“There is no opting out. No control over your personal information.” This is what Senator Josh Hawley is saying about Facebook’s infamous location tracking prowess. He, along with Senator Christopher Coons asked the social media giant to explain their location-tracking policies since they still find out where people are even after they have opted out of the location tracking services. Rob Sherman, the deputy chief privacy officer of the company, says they use people’s behavior on their platform to determine their location.
An article on The Hill says that in Sherman’s letter to the senators, he explains that based on the user’s IP address and some of the activities that they do on Facebook, they are actually still able to see where the user is located.

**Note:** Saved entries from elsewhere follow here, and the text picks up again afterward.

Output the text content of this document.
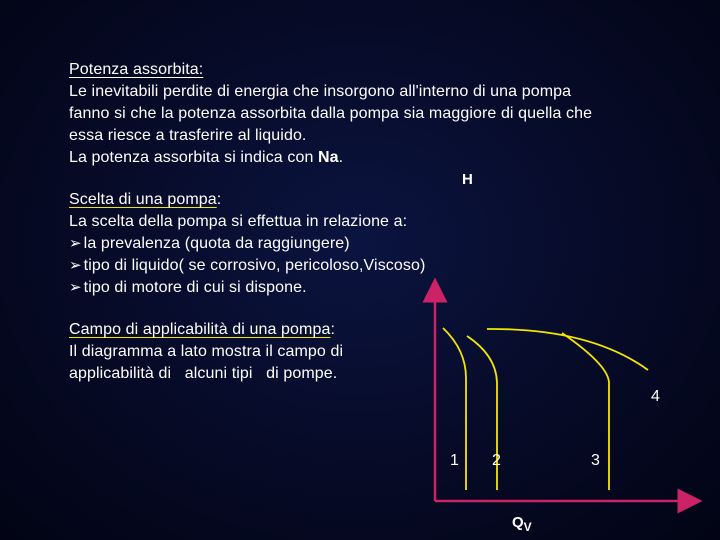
Potenza assorbita:
Le inevitabili perdite di energia che insorgono all'interno di una pompa
fanno si che la potenza assorbita dalla pompa sia maggiore di quella che
essa riesce a trasferire al liquido.
La potenza assorbita si indica con Na.
Scelta di una pompa:
La scelta della pompa si effettua in relazione a:
➢ la prevalenza (quota da raggiungere)
➢ tipo di liquido( se corrosivo, pericoloso,Viscoso)
➢ tipo di motore di cui si dispone.
Campo di applicabilità di una pompa:
Il diagramma a lato mostra il campo di
applicabilità di   alcuni tipi   di pompe.
H
1 2	3
4
$Q_V$
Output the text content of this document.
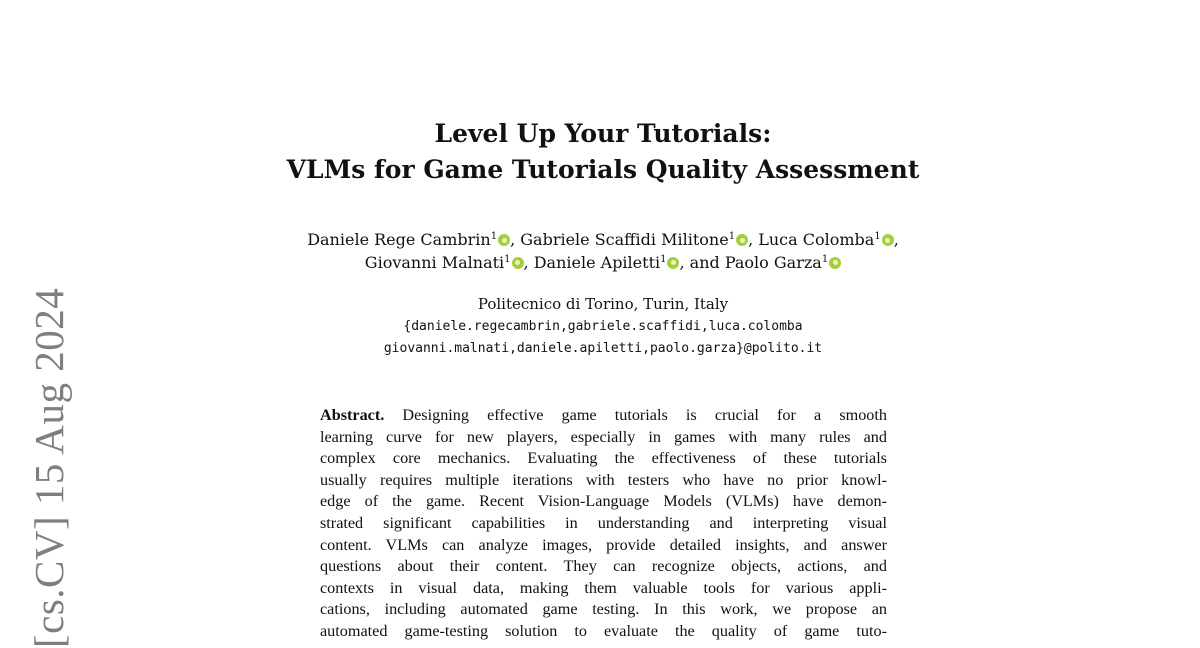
[cs.CV] 15 Aug 2024
Level Up Your Tutorials:
VLMs for Game Tutorials Quality Assessment
Daniele Rege Cambrin$^1$ , Gabriele Scaffidi Militone$^1$ , Luca Colomba$^1$ ,
Giovanni Malnati$^1$ , Daniele Apiletti$^1$ , and Paolo Garza$^1$
Politecnico di Torino, Turin, Italy
{daniele.regecambrin,gabriele.scaffidi,luca.colomba
giovanni.malnati,daniele.apiletti,paolo.garza}@polito.it
Abstract. Designing effective game tutorials is crucial for a smooth
learning curve for new players, especially in games with many rules and
complex core mechanics. Evaluating the effectiveness of these tutorials
usually requires multiple iterations with testers who have no prior knowl-
edge of the game. Recent Vision-Language Models (VLMs) have demon-
strated significant capabilities in understanding and interpreting visual
content. VLMs can analyze images, provide detailed insights, and answer
questions about their content. They can recognize objects, actions, and
contexts in visual data, making them valuable tools for various appli-
cations, including automated game testing. In this work, we propose an
automated game-testing solution to evaluate the quality of game tuto-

Simply put, this means that even if you’ve already opted out of location services, they are still able to see where you’re located and serve you ads based on where you currently are.
He says that Facebook “may still understand” your location based on the things that you share on the platform. For example, they see when you check in at a restaurant or at an event Aor a friend can also tag you in their check-in post. They also see when you add a location tag to a photo that you just uploaded. So basically, after you turned off location services, be conscious about posting anything that would identify your current location if you don’t want Facebook to target you.
Coons and Hawley are of course very critical of this practice, saying that the company is still continuing to make money off of its users even after they’ve explicitly said they don’t want to be tracked. They said that it’s a lie that users are in control of their own privacy and that this information is “insufficient and misleading”. Coons said he is working on finding solutions to give Americans true data privacy.